Q4. フォームを印刷する際の注意点は?

フォームは印刷に特化して設計されていないため、通常はレポートを使って印刷します。ただしフォームを印刷したい場合は「ファイル」→「印刷」から印刷プレビューで確認してから印刷してください。印刷レイアウトが崩れる場合はフォームのセクション幅と用紙サイズを合わせる必要があります。「印刷時拡張」プロパティを利用するとコントロールの内容量に応じて高さが自動調整されます。反復するデータの一覧印刷にはAccessのレポート機能を使う方が品質の高い出力が得られます。

Q5. サブフォームはどう使いますか?

サブフォームは親フォームの中に別のフォームを埋め込む機能です。典型的な使用例は受注管理データベースの「受注ヘッダーフォーム(親)」と「受注明細フォーム(子)」の組み合わせです。1つの受注に複数の明細行が紐付く「1対多」のリレーションシップを持つデータを1画面で入力・確認できます。設定はデザインビューで「サブフォームコントロール」を配置し、サブフォームウィザードで使用するフォーム・リンクフィールドを指定します。親と子のリレーションシップが正しく設定されていることが前提条件です。

Q6. フォームが開かない・エラーになる場合の対処法は?

フォームが開けない場合の原因と対処法を説明します。

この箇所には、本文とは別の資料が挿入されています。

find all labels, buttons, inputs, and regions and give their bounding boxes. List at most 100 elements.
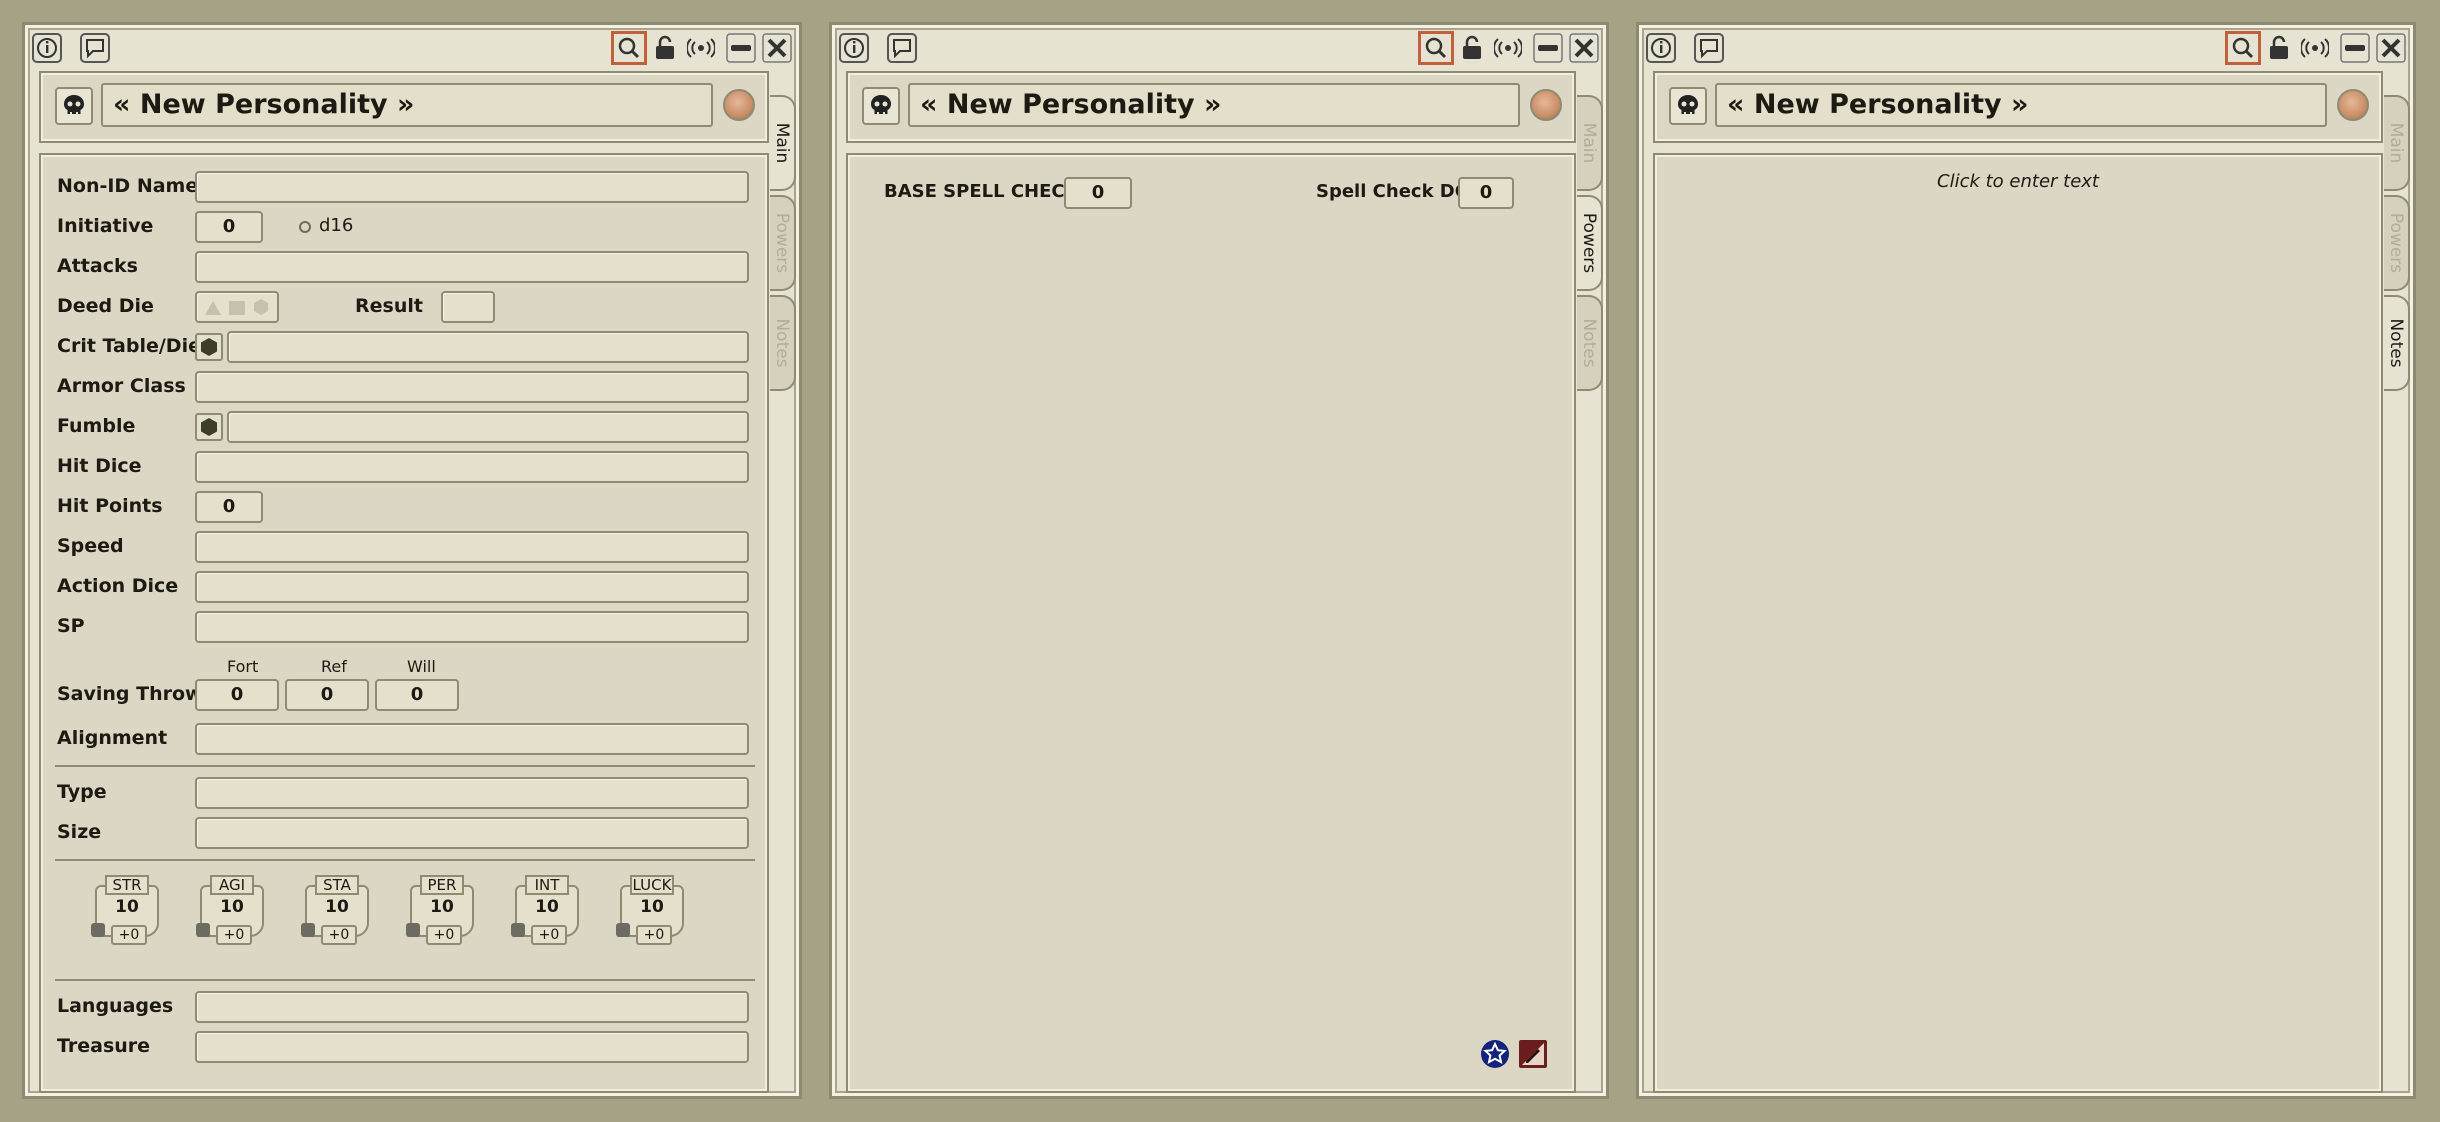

「レコードソースが見つかりません」エラーはフォームのレコードソースに指定したテーブルまたはクエリが削除・名前変更されていることが原因です。デザインビューでレコードソースを再設定してください。「参照整合性エラー」は関連テーブルのデータとの整合性が崩れている場合です。テーブルの内容を確認してリレーションシップの設定を見直してください。また.accdbファイルが破損している場合は「データベースツール」→「最適化/修復」を実行することで回復できることがあります。